Di era pascaperang, pasar budak dan penjara berfungsi sebagai rambu-rambu seberapa jauh bangsa telah datang sejak Perang Saudara. Pada tahun 1888 sekelompok legislator negara bagian Ohio melakukan perjalanan ke New Orleans, di mana mereka melihat Rumah Perkebunan, yang masih menampilkan kata-kata "Budak dijual" yang dilukis di dinding luar. Namun sekarang, rumah itu berfungsi sebagai "markas besar bagi pria kulit berwarna di New Orleans." Melihat orang-orang ini "sekarang menempati bekas pasar budak ini, sebagai pria dan bukan sebagai barang bergerak, adalah salah satu pemandangan yang menyenangkan yang menghibur kami setelah tidak ada tiga puluh dua tahun dari kota, ”tulis Jeremiah A. Brown, seorang legislator negara kulit hitam yang bepergian bersama kelompok itu. Setelah mengunjungi pasar budak lama di St. Augustine, Florida, pada tahun 1916, seorang lelaki Afrika-Amerika lainnya juga merefleksikan arti dari “peninggalan perbudakan” dan “kemajuan luar biasa yang dibuat.” Dia menyimpulkan, “Tuhan telah melakukan hal-hal besar bagi kita, tentang hal itu kita senang. "

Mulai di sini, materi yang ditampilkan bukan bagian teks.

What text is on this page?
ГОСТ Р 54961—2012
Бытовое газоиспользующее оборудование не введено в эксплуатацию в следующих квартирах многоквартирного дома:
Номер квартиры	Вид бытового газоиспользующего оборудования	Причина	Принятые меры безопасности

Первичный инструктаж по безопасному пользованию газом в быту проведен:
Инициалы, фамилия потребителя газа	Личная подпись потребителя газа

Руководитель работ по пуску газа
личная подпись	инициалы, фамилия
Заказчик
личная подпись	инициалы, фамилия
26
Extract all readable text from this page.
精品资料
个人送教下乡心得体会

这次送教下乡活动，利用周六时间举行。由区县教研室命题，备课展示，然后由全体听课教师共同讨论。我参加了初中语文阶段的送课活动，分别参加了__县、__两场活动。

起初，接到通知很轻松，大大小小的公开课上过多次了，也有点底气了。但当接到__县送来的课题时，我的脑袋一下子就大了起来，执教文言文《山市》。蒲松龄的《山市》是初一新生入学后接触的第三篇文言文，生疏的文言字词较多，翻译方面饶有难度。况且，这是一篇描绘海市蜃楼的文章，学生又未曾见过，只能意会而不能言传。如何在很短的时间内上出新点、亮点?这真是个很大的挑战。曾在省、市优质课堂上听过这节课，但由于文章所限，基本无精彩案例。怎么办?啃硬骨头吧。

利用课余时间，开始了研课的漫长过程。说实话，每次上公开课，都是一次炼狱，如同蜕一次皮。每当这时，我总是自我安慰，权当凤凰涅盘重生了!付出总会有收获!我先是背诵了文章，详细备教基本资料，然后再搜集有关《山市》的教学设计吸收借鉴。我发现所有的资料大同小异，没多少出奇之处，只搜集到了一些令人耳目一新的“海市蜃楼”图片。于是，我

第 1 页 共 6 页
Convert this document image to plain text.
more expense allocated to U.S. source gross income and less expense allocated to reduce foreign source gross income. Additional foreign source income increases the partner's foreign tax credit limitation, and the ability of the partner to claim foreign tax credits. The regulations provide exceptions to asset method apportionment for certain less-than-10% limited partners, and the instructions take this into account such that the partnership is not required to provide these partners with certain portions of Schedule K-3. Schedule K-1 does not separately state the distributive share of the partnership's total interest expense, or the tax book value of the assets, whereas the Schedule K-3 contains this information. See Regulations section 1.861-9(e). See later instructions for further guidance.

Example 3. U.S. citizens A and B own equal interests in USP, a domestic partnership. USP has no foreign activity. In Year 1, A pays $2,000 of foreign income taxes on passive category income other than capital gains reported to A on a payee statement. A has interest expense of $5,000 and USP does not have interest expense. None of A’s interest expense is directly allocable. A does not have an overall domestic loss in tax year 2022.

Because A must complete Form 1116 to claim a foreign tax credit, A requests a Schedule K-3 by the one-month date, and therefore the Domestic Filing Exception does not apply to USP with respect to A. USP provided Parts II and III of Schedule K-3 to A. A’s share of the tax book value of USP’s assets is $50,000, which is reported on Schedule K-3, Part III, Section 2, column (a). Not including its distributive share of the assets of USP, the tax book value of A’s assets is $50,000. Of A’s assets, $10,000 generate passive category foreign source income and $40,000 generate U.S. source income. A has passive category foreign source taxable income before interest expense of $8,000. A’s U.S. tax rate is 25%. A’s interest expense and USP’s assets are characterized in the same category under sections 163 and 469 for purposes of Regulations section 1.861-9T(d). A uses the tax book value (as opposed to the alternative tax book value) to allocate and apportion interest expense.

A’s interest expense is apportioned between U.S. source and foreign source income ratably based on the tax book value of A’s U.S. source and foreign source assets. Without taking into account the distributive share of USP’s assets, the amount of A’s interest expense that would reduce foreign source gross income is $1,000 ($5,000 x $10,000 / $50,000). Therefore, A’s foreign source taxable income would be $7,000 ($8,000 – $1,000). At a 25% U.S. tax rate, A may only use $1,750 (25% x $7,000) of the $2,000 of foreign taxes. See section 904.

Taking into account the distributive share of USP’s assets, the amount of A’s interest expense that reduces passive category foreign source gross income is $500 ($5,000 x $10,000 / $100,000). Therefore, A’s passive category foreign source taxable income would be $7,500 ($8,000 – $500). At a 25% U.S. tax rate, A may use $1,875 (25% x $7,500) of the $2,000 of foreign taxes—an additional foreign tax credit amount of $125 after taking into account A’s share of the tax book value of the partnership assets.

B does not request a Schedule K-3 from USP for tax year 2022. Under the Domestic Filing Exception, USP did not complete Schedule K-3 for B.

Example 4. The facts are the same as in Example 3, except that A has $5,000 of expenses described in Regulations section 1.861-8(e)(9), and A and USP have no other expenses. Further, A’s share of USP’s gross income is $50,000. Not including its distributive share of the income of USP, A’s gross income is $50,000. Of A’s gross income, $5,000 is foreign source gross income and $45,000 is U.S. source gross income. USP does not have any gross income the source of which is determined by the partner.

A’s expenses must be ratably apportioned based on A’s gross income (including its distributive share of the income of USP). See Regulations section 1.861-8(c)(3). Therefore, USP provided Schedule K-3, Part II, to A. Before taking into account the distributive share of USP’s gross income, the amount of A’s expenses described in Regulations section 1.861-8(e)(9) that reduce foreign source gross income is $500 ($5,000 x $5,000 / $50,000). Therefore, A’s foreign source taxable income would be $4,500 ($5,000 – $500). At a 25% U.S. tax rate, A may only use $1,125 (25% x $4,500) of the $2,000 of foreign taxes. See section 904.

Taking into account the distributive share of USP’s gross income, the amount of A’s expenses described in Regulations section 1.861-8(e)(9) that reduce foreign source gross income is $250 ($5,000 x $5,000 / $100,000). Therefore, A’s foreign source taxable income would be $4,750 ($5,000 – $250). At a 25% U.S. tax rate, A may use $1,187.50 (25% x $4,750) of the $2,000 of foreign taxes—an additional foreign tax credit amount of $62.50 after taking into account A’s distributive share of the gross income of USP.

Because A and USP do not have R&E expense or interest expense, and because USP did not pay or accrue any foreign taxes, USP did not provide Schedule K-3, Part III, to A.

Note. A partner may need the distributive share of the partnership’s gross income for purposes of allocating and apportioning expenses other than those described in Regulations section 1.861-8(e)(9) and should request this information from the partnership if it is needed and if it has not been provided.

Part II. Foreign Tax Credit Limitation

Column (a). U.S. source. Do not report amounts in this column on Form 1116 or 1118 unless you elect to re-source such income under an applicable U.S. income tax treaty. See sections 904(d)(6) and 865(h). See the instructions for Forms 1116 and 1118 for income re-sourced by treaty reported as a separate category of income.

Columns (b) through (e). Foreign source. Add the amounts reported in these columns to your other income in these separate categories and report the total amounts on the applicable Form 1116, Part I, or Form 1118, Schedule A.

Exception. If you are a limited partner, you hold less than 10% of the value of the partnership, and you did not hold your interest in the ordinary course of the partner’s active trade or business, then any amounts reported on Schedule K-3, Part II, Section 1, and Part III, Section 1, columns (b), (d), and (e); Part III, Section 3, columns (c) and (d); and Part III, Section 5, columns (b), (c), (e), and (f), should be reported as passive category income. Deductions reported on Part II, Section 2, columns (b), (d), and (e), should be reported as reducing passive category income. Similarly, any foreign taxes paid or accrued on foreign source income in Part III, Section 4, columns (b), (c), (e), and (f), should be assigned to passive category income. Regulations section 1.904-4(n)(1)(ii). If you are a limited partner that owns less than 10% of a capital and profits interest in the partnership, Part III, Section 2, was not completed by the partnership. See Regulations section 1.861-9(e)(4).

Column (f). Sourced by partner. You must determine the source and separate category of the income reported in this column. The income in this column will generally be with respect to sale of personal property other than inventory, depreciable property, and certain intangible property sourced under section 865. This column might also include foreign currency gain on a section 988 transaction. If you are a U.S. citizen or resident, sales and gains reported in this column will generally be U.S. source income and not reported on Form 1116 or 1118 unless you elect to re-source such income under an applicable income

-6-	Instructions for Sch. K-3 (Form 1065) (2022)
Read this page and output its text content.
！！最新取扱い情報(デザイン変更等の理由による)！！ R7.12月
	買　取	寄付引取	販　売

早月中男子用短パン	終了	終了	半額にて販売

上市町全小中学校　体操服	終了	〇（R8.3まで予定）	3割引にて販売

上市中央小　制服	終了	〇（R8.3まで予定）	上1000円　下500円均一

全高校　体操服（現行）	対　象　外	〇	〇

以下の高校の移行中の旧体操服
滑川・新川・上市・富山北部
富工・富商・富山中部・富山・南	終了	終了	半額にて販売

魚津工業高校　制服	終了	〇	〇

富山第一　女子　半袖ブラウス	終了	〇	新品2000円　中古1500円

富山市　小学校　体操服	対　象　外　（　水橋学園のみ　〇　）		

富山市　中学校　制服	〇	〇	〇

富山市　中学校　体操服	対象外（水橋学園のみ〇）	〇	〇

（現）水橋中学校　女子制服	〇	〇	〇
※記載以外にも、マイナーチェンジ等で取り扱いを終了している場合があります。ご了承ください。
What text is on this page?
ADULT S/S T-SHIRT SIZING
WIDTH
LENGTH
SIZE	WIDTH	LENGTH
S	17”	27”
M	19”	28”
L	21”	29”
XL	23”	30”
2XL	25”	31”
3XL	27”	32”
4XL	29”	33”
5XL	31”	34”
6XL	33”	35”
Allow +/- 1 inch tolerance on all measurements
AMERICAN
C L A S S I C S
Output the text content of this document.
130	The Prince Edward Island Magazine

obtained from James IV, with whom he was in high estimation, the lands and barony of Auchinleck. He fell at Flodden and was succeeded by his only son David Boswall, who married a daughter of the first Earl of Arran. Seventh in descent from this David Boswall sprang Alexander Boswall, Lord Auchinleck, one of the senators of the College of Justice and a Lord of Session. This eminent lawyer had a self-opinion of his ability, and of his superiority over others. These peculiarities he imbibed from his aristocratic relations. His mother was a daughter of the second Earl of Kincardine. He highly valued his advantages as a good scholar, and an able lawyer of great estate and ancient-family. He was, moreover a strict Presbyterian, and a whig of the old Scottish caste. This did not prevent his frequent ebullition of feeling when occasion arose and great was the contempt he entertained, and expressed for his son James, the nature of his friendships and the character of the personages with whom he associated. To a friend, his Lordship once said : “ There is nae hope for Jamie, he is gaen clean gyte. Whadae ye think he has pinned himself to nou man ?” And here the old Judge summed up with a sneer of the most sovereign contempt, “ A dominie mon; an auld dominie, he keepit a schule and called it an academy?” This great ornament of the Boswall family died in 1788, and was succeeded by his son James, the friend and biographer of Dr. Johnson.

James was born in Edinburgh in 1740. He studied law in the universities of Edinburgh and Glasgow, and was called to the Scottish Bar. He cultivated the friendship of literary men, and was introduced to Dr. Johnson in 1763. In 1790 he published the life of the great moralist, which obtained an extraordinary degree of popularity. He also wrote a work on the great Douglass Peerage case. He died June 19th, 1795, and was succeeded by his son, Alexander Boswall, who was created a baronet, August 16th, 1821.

Jeremiah A. Brown Jeremiah A. Brown (Wikimedia Commons)

Pasar terbuka di St. Augustine masih berdiri hari ini di tengah-tengah kawasan bersejarah kota. Pada abad kedua puluh itu menjadi titik fokus untuk protes anti-diskriminasi di kota. Pada tahun 1964, Martin Luther King, Jr., memimpin pawai hak-hak sipil tanpa kekerasan di sekitar gedung, tetapi kekerasan terjadi di sana antara demonstran hak-hak sipil dan segregasionis kulit putih pada kesempatan lain. Pada tahun 2011, kota ini mendirikan monumen untuk "prajurit kaki" - keduanya putih dan hitam - yang berbaris di St. Augustine untuk kesetaraan ras pada tahun 1960-an. Penjajaran pasar dengan monumen-monumen untuk Gerakan Hak-Hak Sipil menceritakan kisah yang kuat akan perubahan seiring waktu dalam sejarah Amerika.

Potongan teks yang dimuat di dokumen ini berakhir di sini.